A book that the late physicist Stephen Hawking anyhow signed in 1973, back at the time when he could still hold a pen and pen down his autograph, is going up for the auctions this week by Nate D. Sanders Auctions. Stephen Hawking, likely to be the world’s most famous physicist of his era, left us last month at the age of 76. But he is still alive in young researchers as an inspiration to keep exploring no matter what comes your way.
Stephen Hawking signed the book ”The Archaeology of the Industrial Revolution’,” back in 1973, shortly before he was physically not able to write his name due to Amyotrophic Lateral Sclerosis (ALS), a degenerative nerve condition that’s commonly known as Lou Gehrig’s disease.
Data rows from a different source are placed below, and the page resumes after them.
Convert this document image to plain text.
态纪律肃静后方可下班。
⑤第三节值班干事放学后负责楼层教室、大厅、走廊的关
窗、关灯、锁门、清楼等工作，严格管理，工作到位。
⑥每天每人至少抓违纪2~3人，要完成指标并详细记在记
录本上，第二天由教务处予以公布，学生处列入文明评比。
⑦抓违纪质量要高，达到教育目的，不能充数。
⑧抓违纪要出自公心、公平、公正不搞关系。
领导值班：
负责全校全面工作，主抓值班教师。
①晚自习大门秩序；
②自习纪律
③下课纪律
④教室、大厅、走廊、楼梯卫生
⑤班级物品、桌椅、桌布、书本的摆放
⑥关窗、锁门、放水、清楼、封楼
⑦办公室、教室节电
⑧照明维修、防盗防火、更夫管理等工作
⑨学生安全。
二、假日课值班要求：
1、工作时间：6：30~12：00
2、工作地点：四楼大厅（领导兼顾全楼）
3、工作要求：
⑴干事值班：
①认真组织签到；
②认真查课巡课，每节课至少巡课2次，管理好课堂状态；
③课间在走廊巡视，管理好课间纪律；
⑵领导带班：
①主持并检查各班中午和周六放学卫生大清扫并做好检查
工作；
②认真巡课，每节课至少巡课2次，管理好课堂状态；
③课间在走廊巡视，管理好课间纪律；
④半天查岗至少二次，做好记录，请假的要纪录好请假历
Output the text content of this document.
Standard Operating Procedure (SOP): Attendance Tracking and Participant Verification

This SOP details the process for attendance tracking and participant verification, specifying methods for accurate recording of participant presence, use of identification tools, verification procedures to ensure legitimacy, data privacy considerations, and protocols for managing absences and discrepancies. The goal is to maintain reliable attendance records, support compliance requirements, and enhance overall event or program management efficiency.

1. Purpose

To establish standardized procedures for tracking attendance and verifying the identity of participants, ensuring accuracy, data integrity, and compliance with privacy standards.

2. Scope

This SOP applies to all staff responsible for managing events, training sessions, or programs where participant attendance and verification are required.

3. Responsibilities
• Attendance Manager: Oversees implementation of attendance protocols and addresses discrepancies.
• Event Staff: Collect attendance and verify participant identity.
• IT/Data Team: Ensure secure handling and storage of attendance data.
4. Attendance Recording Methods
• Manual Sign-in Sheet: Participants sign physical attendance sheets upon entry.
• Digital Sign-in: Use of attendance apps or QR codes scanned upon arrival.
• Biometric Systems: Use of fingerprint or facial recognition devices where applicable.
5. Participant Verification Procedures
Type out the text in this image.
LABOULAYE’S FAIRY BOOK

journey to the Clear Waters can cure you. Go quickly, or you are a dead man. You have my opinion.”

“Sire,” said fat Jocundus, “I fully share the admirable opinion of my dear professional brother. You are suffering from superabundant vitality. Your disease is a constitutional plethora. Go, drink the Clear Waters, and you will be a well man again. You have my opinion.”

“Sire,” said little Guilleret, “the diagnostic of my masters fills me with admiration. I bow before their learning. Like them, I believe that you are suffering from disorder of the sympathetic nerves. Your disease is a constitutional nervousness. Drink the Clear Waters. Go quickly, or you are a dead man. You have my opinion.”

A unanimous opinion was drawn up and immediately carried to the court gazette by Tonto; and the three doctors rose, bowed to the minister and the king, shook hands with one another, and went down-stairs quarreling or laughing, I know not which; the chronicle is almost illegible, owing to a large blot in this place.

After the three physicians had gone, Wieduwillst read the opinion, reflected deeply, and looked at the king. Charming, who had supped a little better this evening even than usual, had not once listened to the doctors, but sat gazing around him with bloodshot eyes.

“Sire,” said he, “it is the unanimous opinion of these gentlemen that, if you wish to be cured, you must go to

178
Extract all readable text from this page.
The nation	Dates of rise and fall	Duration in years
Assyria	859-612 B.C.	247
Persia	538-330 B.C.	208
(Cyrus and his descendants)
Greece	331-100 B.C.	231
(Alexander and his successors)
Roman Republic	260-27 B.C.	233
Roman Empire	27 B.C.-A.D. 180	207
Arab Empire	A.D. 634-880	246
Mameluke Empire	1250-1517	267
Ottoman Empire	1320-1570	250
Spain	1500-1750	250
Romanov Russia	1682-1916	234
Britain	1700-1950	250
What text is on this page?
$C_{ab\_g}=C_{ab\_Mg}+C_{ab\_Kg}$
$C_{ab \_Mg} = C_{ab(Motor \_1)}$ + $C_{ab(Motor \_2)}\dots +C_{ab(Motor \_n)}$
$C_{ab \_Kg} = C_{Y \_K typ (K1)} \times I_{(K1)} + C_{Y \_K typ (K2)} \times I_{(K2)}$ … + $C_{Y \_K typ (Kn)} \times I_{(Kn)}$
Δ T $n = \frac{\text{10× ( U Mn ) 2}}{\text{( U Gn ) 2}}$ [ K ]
In addition to Hawking, the book is also signed by several other physicists and members of the Institute of Theoretical Astronomy at Cambridge University to celebrate an employee who was leaving his job as a computer operator at the Institute of Astronomy (IOA) at the University of Cambridge, in England.
The Hawking’s signature can be seen on the title page of the book “The Archaeology of the Industrial Revolution,” (Heinemann, 1973). Legible John Hancock can be seen in blue ink at the bottom of this page. Below Hawking’s signature, one of the well-wishers encrypted, “With gratitude and best wishes from the friends of the IOA computer staff.”
The book also comes with an email chain proving the record of ownership by all the recipients of the book and the auction house states the rare signature as a “fantastic item, captured during the brief time that Hawking’s physical condition was declining but his intellectual achievements were rapidly accelerating.”
Hawking was a researcher at the Institute of Astronomy at Cambridge. from 1968 to 1973. He spent most of his life immersed in the study of physics, making some of his earliest scientific discoveries and principles about black holes and quantum mechanics. It was during this time that he published what many consider to be his first crucial book, ”The Large Scale Structure of Space-Time,” which he co-authored with cosmologist George Ellis, published in 1973. The book was such a masterpiece that it’s now considered his classic work and has gone through multiple printings.
It was also during his time at Cambridge where he was diagnosed with ALS, which is a fatal motor neuron disease that causes progressive muscle weakness and atrophy. By the year 1975, at age 21, he needed a wheelchair to get around.
Although Hawking, who passed away on March 14, may have been confined and incapable physically, he managed to live an exploring life. Some of his notable accomplishments include writing books, including the best seller and youngsters favorite “A Brief History of Time,” teaching physics and mathematics, floating in zero gravity, delivering speeches, all while working in the fields of quantum gravity and cosmology.
Biddings for the 9 by 11.25-inch (23 by 28 centimeters) book start at $28,000. Bidding will end at 8 p.m. EDT on Thursday April 26th. The book comes with an explanation of its provenance, described by the recipient of the book, which is the first edition.
Stephen Hawking once said: “My goal is simple. It is the complete understanding of the universe, why it is as it is and why it exists at all.” Truly Marvelous.